Lutzer also describes the different divisions among the reformers, namely the Lord's Table and baptism: two debates that still exist today, and likely will until the end of time. Also the separation of church and state and the discussion of war vs. pacifism. The reformers did not all agree on every doctrine, but one thing bound them together. One thing that led them to support one another and pass the baton to the next man: the Gospel.

Lutzer gives a bit of detail on some of the smaller groups that broke off from the Catholic Church: Anabaptists, Lutherans, Mennonites, Huguenots, Puritans, Dutch Reformed, and Presbyterians. He also comments on the burning of Servetus and the doctrine of predestination regarding Calvin.
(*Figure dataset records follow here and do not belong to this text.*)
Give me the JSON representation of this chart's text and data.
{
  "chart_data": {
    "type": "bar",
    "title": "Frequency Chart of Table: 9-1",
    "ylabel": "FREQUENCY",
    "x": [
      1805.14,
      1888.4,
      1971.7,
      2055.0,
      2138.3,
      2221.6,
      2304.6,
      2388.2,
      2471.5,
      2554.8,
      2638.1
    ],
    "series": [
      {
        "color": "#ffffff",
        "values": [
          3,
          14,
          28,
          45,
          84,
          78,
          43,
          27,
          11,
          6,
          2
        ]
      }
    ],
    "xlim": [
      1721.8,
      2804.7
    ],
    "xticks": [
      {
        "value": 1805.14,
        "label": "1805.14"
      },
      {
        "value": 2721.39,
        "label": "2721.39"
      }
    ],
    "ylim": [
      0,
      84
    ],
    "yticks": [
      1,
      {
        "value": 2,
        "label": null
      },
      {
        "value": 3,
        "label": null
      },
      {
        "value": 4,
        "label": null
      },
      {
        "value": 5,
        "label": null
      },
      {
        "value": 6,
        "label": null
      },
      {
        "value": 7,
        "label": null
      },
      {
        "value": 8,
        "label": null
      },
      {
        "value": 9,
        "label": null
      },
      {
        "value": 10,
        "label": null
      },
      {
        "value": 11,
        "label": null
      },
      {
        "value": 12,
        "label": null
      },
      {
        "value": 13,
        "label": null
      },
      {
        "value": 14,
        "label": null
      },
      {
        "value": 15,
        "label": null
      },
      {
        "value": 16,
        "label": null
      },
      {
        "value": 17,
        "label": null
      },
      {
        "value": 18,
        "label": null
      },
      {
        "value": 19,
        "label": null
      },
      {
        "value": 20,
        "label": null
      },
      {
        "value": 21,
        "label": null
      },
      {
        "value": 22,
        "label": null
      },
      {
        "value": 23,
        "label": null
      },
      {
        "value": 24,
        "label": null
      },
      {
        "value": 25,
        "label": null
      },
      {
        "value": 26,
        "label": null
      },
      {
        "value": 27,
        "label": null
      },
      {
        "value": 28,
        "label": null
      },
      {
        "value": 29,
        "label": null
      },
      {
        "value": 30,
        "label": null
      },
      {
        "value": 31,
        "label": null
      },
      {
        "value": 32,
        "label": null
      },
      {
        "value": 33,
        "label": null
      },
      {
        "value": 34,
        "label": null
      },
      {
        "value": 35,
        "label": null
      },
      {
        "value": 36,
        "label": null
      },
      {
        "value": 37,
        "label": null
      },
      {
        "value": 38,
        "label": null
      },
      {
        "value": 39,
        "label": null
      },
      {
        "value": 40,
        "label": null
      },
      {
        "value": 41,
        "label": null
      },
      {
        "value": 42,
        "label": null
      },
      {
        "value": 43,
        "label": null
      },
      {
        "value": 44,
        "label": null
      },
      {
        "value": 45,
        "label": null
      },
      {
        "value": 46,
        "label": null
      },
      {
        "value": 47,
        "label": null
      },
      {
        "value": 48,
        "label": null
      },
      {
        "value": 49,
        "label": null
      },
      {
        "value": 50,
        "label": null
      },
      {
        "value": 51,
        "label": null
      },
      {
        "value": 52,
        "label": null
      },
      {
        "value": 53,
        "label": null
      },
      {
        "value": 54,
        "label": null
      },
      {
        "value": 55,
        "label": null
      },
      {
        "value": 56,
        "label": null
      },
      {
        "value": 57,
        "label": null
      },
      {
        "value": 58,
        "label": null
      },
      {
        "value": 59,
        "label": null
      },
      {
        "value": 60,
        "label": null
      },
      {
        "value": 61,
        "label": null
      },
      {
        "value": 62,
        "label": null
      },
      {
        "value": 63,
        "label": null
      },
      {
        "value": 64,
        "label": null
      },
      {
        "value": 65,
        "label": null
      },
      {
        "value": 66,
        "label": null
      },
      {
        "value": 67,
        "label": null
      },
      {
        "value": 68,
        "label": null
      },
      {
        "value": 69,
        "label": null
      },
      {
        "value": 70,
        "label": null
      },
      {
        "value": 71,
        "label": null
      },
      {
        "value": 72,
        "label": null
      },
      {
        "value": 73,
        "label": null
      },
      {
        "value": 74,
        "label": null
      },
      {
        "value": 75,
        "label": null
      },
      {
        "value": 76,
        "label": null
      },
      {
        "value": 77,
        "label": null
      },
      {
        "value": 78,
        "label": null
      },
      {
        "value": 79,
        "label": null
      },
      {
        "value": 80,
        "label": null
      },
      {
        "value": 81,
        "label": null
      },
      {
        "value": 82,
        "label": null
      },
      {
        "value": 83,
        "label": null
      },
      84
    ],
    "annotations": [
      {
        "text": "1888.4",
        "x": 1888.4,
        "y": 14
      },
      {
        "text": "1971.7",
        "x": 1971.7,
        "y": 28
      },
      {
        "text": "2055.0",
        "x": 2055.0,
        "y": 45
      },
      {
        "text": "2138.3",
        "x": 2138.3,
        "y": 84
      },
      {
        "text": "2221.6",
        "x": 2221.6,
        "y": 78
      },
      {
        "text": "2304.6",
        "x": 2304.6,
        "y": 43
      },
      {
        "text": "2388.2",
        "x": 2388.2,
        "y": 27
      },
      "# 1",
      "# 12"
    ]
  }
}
Lutzer also frequently enlightens his readers on the history and aspects of the Catholic church, detailing how it differs in regards to salvation and worship from the Protestants.

While not an extensive history of the Reformation and the impact it had on the world, this book provides a much needed reminder of the men gone before and the work they did to shine the light of the Gospel in a dark world--a world much like ours today. The Reformation isn't over.

"Despite these differences, that which united them [the reformers] was greater than that which divided them." The reformers lived on the Word of God: sola Scriptura, sola gratia, sola fide, solus Christus, and soli Deo gloria. On the eve of the anniversary of the Reformation, this would be a great book to read to review the challenges men faced to present the light of truth to the world. They weren't perfect men, but they were willing to die for their faith, and they stood on the Word of God because their conscience and convictions held them captive to it.

I received this book free from Baker Books through the Baker Books Bloggers program. The opinions I have expressed are my own, and I was not required to write a positive review.